Fine pans were about 40 feet in length and worked with fast fires so that the heat of the flue gases rapidly boiled the brine and also heated the adjoining hothouses where the salt made into lumps was dried before being crushed and milled to form a fine crystalline drysalt suitable for dairy and domestic uses. Common pans were at least double the length of the fine pan. They were without an adjacent hothouse so that the flue gases only heated the pan before reaching the chimney. Often three common pans would share one chimney. The common pan fires were banked with slack so that the pans worked at simmering temperatures and yielded large crystals. Industrial salt for the alkali makers was drawn from the pans after one or two days but longer periods yielded larger crystals and salt for tanneries or fishery use and could have been a one, two or three-weeks. The crystals were drawn from the pan and heaped to drain along the sides of the pan.

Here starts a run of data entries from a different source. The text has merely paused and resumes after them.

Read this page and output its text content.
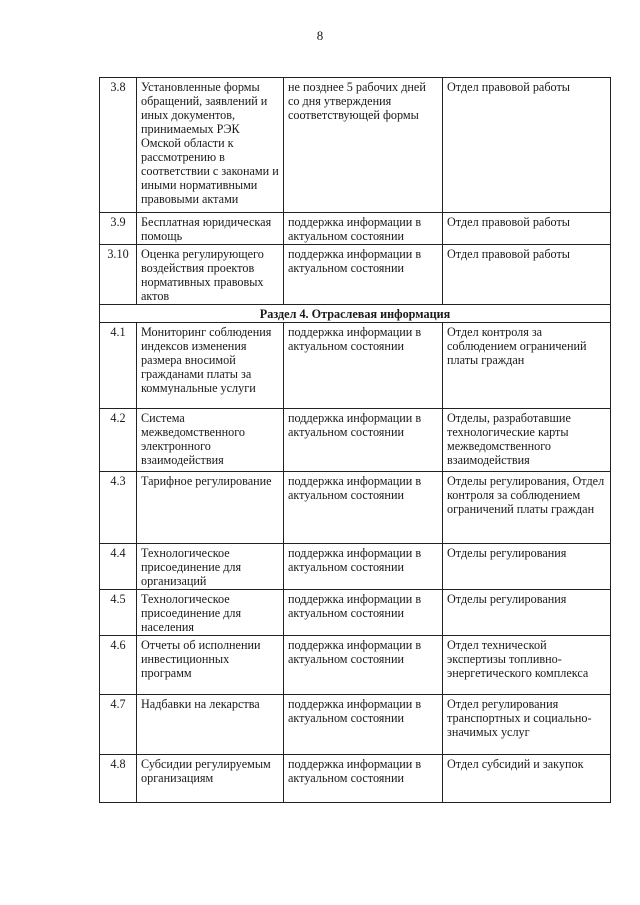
8
3.8	Установленные формы обращений, заявлений и иных документов, принимаемых РЭК Омской области к рассмотрению в соответствии с законами и иными нормативными правовыми актами	не позднее 5 рабочих дней со дня утверждения соответствующей формы	Отдел правовой работы
3.9	Бесплатная юридическая помощь	поддержка информации в актуальном состоянии	Отдел правовой работы
3.10	Оценка регулирующего воздействия проектов нормативных правовых актов	поддержка информации в актуальном состоянии	Отдел правовой работы
Раздел 4. Отраслевая информация			
4.1	Мониторинг соблюдения индексов изменения размера вносимой гражданами платы за коммунальные услуги	поддержка информации в актуальном состоянии	Отдел контроля за соблюдением ограничений платы граждан
4.2	Система межведомственного электронного взаимодействия	поддержка информации в актуальном состоянии	Отделы, разработавшие технологические карты межведомственного взаимодействия
4.3	Тарифное регулирование	поддержка информации в актуальном состоянии	Отделы регулирования, Отдел контроля за соблюдением ограничений платы граждан
4.4	Технологическое присоединение для организаций	поддержка информации в актуальном состоянии	Отделы регулирования
4.5	Технологическое присоединение для населения	поддержка информации в актуальном состоянии	Отделы регулирования
4.6	Отчеты об исполнении инвестиционных программ	поддержка информации в актуальном состоянии	Отдел технической экспертизы топливно-энергетического комплекса
4.7	Надбавки на лекарства	поддержка информации в актуальном состоянии	Отдел регулирования транспортных и социально-значимых услуг
4.8	Субсидии регулируемым организациям	поддержка информации в актуальном состоянии	Отдел субсидий и закупок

The drained salt was then moved by handcart either to the warehouse or direct to a boat or railway wagon.

There were various modifications of the process. Some works in the 1860 to 1880 period were using steam heated wooden pans which at a temperature of 35-40 degrees centigrade yielded fishery salt after about 6 weeks operation. By the early 20th century the Salt Union at the Mersey Brine and Salt Works at Weston Point were producing fishery salt in common pans heated by Mond Producer Gas.

Albert F Calvert in his bulky “Salt in Cheshire” [Spon 1915] makes what are suspiciously exaggerated claims for the Hodgkinson Patent process which was a sophisticated arrangement in which steam and flue gases from enclosed boiling pans was used to heat other vessels and finally common pans. The process had been on trial by the Salt Union at their Northwich works but rejected. Calvert in his book failed to mention that he was the holder of the patent rights and hence had a special interest in promoting the process. Following the Salt Union’s rejection of the process Calvert acquired the lease of the Lawton Salt Works and established the Commercial Salt Company which took over the Hodgkinson plant. This was transported from Northwich to Lawton and re-erected but it never operated successfully and was eventually dismantled.

Calvert’s involvement with the Cheshire salt industry was for along time something of a mystery and only in recent years with the publication in Australia of a biography of Albert F Calvert [“Calvert’s Golden West”, Geoff Blackburn, Western Australia 1997] was it fully realised that his fortune had been made in the gold fields of Western Australia where he had followed in the footsteps of a famous grandfather John F Calvert the author in 1853 of a still definitive work; “The gold rocks of Great Britain and Ireland and the gold regions of the world”.[Chapman and Hall, London, 1853].Another innovative method of salt making of the early 20th century was the Tee Process patented by Harry Tee in 1903. The process made usable salt directly from rock salt by fusion of the crushed rock and the settling of impurities in the molten salt which was then decanted into lump forming moulds. The lumps were crushed and graded into fishery and table salts. The Tee Salt Manufacturing Process was working in 1910 at Carrickfergus in Northern Ireland by the Salt Mines Syndicate and was still receiving optimistic press reviews in 1913. But it nevertheless failed to compete with the open pan process and had a short life.